As of today, I too am a member.
For a decade after my grandmother passed, my parents received hundreds of forwarded solicitations. She had donated to veterans, animals, starving children, the Catholic church, and more. Even on a limited income, they was always enough to provide for the less fortunate.
Fifty years before she would meet me, she was dedicating her time and resources to the community of Rochester, New York. She volunteered at local events, promoting American history, civics, and patriotism. I didn’t know that until recently. I’m excited to have the opportunity to follow in her footsteps.
At a time in history where the basic understanding of civics has fallen out of the sphere of common knowledge, I long for an opportunity to expose citizens to gift of our Constitution.
At a time in history where division is at an all-time high, I want to draw attention to our shared history and shared hopes for the future.
At a time in history where some citizens view the American flag as a symbol of hated, I want to help reignite patriotism.
I’m just a single individual. I’m not going to change the world and I know that. What do I hope for in joining DAR? I’m hoping to connect with others who love American history and are proud of where we have been and what we, as a country, have overcome. I am hoping the outreach programs will provide the opportunity to connect with just one person willing to listen and learn. I’m hoping I can help shape even just one more proud American.
In a 1787 letter to William Stephens Smith, the son-in-law of John Adams, Thomas Jefferson wrote, “The tree of liberty must be refreshed from time to time with the blood of patriots and tyrants.” While I don’t expect the sentiment to be taken literally in this day and age, the line does give pause.
We are the descendants of rebel patriots. It’s our duty and our God-given right to engage in civil discourse, to prevent the bastardization of our history, and to uphold the Constitution. Our ancestors give up their lives, livelihoods, and creature comforts to reject and overthrow an unjust monarchical colonial rule. I think it’s fair to say our current American kleptocracy is no better than the far-reaching tentacles of the British crown.

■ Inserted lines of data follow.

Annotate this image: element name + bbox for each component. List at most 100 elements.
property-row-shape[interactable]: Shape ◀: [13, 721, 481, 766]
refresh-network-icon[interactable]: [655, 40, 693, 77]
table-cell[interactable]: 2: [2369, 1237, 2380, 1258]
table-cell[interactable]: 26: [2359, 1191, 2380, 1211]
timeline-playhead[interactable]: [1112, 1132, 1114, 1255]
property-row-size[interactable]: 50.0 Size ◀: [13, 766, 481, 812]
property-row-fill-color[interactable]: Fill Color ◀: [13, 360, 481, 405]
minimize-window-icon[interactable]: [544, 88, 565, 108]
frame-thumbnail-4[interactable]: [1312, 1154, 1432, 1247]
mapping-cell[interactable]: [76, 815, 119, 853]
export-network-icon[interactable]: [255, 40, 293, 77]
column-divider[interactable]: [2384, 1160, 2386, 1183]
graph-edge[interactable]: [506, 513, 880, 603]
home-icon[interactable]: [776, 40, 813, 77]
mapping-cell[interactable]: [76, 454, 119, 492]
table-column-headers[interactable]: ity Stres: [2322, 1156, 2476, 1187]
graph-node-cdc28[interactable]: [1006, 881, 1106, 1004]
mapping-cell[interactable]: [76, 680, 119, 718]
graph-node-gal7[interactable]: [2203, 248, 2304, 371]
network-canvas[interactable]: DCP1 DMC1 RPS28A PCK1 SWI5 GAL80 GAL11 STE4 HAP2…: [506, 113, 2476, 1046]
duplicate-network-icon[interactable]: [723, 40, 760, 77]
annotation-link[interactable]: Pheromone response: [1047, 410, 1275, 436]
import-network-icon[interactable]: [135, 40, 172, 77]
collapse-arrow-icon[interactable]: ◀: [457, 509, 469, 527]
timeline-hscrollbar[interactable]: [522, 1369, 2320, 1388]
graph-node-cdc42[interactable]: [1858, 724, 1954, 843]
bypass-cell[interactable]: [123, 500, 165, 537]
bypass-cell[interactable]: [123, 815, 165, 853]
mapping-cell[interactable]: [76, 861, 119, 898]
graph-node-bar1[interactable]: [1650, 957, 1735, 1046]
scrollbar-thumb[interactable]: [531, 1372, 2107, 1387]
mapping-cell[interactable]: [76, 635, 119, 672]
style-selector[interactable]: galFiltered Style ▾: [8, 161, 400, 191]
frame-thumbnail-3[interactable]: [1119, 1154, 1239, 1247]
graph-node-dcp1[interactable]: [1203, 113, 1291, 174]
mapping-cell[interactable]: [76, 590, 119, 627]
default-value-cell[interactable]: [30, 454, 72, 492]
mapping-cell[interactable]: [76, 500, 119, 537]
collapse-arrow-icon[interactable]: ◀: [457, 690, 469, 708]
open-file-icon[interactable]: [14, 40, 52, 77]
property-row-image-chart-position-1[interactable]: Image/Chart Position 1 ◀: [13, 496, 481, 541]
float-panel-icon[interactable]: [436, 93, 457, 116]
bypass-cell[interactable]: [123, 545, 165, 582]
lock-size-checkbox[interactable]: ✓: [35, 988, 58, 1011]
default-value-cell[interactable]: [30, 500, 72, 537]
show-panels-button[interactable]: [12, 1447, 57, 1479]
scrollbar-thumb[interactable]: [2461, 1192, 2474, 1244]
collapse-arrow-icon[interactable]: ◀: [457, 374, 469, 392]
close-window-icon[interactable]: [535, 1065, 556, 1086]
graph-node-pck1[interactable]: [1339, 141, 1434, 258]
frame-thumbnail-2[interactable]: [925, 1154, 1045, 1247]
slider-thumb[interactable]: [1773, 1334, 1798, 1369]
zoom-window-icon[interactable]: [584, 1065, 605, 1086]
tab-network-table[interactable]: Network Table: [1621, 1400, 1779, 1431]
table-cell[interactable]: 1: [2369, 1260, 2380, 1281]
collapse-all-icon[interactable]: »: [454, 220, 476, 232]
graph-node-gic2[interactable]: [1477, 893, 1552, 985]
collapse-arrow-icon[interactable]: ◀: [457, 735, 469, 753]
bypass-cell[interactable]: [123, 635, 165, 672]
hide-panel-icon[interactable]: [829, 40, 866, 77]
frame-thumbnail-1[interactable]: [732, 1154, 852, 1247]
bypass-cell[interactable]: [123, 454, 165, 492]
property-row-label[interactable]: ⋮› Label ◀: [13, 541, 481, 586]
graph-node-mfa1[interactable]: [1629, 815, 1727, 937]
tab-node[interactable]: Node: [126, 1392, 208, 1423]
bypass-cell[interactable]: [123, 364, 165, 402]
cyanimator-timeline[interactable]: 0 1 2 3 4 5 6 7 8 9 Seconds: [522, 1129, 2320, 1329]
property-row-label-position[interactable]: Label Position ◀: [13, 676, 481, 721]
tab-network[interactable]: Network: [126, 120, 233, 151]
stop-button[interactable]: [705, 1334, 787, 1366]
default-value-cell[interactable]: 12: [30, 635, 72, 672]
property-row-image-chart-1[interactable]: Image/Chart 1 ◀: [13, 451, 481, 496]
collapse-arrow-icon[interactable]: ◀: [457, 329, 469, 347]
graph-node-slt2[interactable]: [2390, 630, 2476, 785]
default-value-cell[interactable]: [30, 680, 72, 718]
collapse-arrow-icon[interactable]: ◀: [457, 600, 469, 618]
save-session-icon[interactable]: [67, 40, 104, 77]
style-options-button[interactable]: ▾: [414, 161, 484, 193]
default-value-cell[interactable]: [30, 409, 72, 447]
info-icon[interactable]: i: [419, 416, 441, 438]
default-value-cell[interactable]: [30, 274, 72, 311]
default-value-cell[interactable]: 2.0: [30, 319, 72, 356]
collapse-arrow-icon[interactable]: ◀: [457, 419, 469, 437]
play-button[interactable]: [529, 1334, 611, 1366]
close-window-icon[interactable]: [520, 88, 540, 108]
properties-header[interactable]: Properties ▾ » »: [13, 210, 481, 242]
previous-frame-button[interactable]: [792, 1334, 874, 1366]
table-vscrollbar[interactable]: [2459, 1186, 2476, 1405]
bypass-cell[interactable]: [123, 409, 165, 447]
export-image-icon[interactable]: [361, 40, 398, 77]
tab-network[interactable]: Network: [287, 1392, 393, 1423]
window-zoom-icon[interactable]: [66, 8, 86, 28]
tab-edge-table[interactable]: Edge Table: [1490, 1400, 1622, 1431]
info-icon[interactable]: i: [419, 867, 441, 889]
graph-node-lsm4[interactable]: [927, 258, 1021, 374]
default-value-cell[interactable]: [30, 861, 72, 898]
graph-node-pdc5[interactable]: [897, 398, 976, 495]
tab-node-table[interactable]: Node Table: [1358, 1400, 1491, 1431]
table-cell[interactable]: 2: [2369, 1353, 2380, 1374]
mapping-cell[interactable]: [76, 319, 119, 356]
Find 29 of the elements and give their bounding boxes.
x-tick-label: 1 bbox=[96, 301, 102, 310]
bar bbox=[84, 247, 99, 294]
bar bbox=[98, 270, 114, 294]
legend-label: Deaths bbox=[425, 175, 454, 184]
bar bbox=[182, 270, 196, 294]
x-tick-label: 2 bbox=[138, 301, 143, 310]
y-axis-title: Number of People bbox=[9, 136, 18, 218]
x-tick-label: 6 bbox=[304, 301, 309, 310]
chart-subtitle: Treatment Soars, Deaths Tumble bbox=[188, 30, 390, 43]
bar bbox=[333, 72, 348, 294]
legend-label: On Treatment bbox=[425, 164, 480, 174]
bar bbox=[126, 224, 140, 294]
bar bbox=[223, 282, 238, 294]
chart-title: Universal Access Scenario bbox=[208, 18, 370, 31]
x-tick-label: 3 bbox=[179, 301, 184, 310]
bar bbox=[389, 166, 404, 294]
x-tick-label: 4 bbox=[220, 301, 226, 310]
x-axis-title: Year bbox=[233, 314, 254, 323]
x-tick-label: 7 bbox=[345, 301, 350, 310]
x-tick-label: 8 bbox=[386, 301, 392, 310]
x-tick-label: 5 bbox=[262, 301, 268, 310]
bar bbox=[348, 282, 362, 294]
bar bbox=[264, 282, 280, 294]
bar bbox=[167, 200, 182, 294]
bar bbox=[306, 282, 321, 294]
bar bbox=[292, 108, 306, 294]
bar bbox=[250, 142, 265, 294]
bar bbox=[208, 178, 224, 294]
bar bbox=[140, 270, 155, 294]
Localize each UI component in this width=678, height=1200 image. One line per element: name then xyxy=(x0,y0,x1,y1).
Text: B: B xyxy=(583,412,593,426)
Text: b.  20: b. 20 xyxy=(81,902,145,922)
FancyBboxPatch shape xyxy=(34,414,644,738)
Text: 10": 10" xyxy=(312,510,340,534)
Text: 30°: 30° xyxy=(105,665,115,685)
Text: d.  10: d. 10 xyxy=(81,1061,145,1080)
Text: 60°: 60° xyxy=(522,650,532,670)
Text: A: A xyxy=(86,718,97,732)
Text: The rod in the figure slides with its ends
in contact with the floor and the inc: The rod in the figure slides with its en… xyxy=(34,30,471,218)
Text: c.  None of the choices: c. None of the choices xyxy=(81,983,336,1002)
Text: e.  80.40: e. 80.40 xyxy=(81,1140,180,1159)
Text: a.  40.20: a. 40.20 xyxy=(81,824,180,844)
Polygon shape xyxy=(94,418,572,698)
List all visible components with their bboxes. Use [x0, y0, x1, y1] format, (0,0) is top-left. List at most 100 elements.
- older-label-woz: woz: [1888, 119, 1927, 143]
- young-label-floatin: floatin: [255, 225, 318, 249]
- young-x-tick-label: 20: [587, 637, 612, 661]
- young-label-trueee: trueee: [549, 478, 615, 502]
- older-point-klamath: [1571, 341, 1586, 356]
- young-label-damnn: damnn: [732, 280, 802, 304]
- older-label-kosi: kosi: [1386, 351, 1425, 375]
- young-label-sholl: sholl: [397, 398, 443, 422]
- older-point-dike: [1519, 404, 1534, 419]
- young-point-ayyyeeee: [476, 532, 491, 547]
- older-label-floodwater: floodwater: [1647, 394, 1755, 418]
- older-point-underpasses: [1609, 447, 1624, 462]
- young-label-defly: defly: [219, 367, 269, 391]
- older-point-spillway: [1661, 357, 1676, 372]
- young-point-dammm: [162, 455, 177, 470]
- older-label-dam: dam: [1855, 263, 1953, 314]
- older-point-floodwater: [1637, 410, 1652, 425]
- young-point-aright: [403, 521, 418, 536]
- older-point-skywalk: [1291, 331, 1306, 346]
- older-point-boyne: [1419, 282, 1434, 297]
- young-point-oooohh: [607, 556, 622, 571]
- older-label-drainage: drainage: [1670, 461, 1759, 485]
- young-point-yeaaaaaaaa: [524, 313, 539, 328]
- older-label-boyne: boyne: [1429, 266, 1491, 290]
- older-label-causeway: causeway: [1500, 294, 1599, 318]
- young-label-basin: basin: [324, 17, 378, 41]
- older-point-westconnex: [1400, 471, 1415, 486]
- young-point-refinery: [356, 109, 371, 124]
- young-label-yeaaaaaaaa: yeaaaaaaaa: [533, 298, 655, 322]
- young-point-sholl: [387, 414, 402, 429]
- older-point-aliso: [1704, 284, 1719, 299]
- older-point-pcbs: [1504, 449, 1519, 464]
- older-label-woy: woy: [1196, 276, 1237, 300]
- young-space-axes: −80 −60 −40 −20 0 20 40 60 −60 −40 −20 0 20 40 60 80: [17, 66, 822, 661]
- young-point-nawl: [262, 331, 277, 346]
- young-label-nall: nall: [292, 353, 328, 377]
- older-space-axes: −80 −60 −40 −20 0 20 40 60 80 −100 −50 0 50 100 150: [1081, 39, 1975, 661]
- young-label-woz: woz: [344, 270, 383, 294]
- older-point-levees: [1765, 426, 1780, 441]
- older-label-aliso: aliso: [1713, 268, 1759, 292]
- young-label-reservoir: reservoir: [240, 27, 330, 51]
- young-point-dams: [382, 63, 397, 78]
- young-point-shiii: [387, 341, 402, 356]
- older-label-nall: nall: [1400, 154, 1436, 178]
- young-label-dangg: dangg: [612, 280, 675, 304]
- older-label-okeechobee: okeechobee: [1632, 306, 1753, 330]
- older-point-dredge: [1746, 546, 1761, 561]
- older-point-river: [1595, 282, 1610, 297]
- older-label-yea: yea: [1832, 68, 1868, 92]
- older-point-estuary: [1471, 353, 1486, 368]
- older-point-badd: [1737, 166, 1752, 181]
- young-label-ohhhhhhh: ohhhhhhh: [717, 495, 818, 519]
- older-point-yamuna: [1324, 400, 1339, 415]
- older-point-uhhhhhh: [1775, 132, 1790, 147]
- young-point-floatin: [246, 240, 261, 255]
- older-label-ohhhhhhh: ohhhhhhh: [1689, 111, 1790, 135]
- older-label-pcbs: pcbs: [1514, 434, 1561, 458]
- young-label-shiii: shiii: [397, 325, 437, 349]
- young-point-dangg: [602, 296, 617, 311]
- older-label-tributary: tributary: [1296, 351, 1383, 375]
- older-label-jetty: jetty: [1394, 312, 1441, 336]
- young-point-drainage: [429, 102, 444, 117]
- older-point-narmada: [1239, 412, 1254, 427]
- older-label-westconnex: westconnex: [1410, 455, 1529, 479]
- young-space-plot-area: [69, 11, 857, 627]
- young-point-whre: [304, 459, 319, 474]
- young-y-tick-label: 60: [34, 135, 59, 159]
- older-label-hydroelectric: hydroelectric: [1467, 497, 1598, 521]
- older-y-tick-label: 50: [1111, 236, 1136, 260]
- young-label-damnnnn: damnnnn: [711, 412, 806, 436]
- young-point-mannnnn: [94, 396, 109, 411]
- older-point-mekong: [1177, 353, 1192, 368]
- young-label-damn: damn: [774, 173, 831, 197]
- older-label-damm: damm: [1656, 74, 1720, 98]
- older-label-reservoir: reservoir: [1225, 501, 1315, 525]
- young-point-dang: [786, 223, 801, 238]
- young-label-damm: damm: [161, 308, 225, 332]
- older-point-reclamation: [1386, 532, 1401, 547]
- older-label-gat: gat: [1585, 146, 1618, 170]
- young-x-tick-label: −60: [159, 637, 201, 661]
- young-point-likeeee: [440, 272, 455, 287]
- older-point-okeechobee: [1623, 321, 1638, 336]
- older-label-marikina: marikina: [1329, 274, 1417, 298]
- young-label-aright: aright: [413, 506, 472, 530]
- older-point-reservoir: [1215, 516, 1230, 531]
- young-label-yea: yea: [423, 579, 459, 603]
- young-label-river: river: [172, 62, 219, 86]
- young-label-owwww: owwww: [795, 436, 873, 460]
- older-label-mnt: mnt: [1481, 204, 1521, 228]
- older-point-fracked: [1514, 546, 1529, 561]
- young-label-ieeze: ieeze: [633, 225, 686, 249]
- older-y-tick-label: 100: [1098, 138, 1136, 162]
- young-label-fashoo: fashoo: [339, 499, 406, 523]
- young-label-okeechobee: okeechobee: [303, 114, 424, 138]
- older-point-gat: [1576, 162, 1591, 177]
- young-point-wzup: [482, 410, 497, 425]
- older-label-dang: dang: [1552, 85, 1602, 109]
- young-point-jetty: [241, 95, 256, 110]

This is not a call to arms, but rather an invitation to raise your voice. In a world lacking knowledge of basic history and devoid of a willingness to engage in critical conversation, we need to squash that ignorance before it escalates into a situation that would require violence. It is the least, and yet most important, thing we can do.
I was warned before joining that members of the organization–a group of primarily elderly women that sew quits for veterans and teach children about American history–are put on FBI watch lists. At this point, I am convinced that if I am not on some damn extremist watch list, I am not being a good enough citizen.
We are the descendants of rebel patriots, and I hope that future generations can say that say thing about us.